Publié le 06/06/2017 par Sylvain Gressier / Catégorie: Dossier

Accueillis à Graphoui par Ellen Meiresonne et Kim Van Volsom, nous faisons le tour du propriétaire de ce nouveau pôle de création audiovisuelle située à quelques pas de la place Bockstael au nord de Bruxelles. Entre les ateliers de chants féministes, la compagnie des bureaux de productions tels que Cobra Films ou On Mouv' prod et le va- et-vient de la cuisine, s'affaire l'équipe de Graphoui.

« Graphoui est un atelier de production, c'est aussi un CEC ( pour Centre d'Expression et de Créativité ), la différence serait que l'atelier de production se concentre sur des auteurs avec un point de vue d'auteur, des films très spécifiques et personnels tandis que le CEC est plus ouvert à des groupes qui réfléchissent autour d'un thème et que l'on aide à trouver un moyen d'expression, le plus souvent sous la forme d'un film d'animation. Des aveugles qui veulent réfléchir sur qu'est que la tactilité par exemple.

Ces deux piliers de Graphoui ne sont pas séparés. ll y 'a un continium des groupes aux auteurs et des auteurs aux groupes, on peut évoluer d'un point de vue à l'autre.

En général nous travaillons sur des projets aux réflexions plutôt citoyennes, comme « Être dans la ville ». Depuis deux ou trois ans on mène une réflexion sur les lieux communs. On est en demande de projets qui s'inscrivent dans une réflexion sur le lieu commun dans le sens large, un motif qui n'est ni cadenassé ni contraignant, et qui donne des choses assez riches. 

Ellen Meiresonne et  Kim Van Volsom , atelier GraphouiCe qui nous permet d'avoir des films qui se nourrissent entre eux. On essaie de questionner le rapport au réel. On ne fait pas, par exemple, de la fiction pure avec une petite narration. On est très ouverts à la forme des films mais toujours avec un rapport au réel, soit du documentaire, en général un peu hybride. On n'est pas dans des schémas formatés. On essaie de réfléchir au langage, c'est le sens de notre travail :aider les auteurs à chercher leur langage. On accorde une grande importance au processus, à la méthodologie. »

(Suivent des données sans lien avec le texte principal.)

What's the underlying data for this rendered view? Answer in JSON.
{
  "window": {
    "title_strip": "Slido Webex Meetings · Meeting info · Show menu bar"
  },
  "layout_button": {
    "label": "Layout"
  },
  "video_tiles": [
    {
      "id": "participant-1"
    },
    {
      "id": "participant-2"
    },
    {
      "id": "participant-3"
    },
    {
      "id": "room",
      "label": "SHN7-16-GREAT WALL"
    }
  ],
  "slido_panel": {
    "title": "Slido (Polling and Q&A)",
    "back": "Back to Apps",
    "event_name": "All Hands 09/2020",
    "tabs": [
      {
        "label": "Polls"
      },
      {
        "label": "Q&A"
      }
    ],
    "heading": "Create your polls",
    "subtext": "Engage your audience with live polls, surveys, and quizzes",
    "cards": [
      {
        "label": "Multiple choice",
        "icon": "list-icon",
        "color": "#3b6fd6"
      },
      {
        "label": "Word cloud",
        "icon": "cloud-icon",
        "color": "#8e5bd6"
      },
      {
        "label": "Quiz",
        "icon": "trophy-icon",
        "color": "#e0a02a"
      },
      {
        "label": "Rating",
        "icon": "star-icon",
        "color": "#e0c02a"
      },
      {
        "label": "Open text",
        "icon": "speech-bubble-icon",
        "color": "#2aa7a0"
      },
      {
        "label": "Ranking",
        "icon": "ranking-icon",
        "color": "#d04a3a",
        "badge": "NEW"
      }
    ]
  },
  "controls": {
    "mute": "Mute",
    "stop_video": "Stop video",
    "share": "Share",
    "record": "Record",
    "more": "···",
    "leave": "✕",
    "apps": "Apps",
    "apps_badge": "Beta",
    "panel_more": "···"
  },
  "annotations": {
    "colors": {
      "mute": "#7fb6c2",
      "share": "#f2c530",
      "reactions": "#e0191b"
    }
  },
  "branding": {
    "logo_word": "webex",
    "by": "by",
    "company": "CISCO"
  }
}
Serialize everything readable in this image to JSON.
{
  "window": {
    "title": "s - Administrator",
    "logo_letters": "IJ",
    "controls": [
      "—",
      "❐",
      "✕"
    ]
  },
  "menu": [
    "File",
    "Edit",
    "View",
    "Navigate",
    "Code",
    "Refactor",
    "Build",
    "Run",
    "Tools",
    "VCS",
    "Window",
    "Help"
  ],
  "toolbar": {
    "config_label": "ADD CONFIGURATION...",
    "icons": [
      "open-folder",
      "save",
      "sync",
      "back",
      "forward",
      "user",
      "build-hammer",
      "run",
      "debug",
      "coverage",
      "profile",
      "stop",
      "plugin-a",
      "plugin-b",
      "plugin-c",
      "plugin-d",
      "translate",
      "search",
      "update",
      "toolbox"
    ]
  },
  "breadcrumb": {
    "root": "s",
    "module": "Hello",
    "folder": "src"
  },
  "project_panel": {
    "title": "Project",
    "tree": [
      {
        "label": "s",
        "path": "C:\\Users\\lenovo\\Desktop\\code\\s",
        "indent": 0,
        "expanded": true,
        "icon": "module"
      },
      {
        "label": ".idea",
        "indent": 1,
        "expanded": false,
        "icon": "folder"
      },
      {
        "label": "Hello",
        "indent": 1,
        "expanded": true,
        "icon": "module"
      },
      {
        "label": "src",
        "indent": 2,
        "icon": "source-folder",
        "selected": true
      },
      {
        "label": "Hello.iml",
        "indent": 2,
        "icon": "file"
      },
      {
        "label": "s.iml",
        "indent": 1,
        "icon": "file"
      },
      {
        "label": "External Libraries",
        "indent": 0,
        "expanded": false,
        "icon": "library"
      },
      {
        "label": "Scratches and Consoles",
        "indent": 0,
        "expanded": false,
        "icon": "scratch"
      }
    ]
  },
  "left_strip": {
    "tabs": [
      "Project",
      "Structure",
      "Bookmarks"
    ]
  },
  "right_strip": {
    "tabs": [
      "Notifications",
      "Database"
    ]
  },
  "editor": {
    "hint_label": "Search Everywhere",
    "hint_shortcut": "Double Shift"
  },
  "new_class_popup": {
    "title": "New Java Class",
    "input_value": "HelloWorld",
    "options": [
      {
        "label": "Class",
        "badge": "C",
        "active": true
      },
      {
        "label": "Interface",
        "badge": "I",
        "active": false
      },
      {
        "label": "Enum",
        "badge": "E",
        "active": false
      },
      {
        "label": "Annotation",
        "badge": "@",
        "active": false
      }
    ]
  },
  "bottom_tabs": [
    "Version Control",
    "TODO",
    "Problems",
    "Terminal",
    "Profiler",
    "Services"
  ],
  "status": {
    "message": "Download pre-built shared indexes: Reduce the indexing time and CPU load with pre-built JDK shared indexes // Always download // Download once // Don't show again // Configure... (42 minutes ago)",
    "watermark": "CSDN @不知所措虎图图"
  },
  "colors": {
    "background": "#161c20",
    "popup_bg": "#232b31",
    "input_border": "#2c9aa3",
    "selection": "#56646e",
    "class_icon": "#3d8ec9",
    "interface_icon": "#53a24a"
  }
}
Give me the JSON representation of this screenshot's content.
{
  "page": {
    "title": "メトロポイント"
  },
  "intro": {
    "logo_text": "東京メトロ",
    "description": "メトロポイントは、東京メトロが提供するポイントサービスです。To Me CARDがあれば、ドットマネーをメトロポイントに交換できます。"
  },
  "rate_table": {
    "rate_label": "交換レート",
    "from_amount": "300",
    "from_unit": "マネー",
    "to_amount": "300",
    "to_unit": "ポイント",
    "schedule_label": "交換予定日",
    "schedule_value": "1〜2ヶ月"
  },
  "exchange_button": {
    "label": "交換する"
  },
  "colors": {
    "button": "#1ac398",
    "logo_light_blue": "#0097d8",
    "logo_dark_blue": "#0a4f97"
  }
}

Chemin faisant nous rencontrons dans l'atelier d'animation un duo d'artistes congolais en résidence pendant deux mois, affairés à la réalisation d'un film d'animation. « Nous travaillons sur base de pierre et métal rouillé et tout est mis en scène sur une forme de plaque métallique sur laquelle on fait des dessins à la craie, c'est en fait une combinaison de tout ça et d'autre matériaux de récupération. »

Ellen commente : « C'est un projet qui se raccorde à cette idée de réflexion autour du lieu commun. Leur projet est rentré via un comité de lecture, c'est aussi un partenariat avec le WBI qui permet d'inviter des boursiers en résidence. L'atelier Graphoui a toujours eu un grand lien avec l'Afrique, on a aidé par le passé beaucoup de réalisateurs venu de ce continent. 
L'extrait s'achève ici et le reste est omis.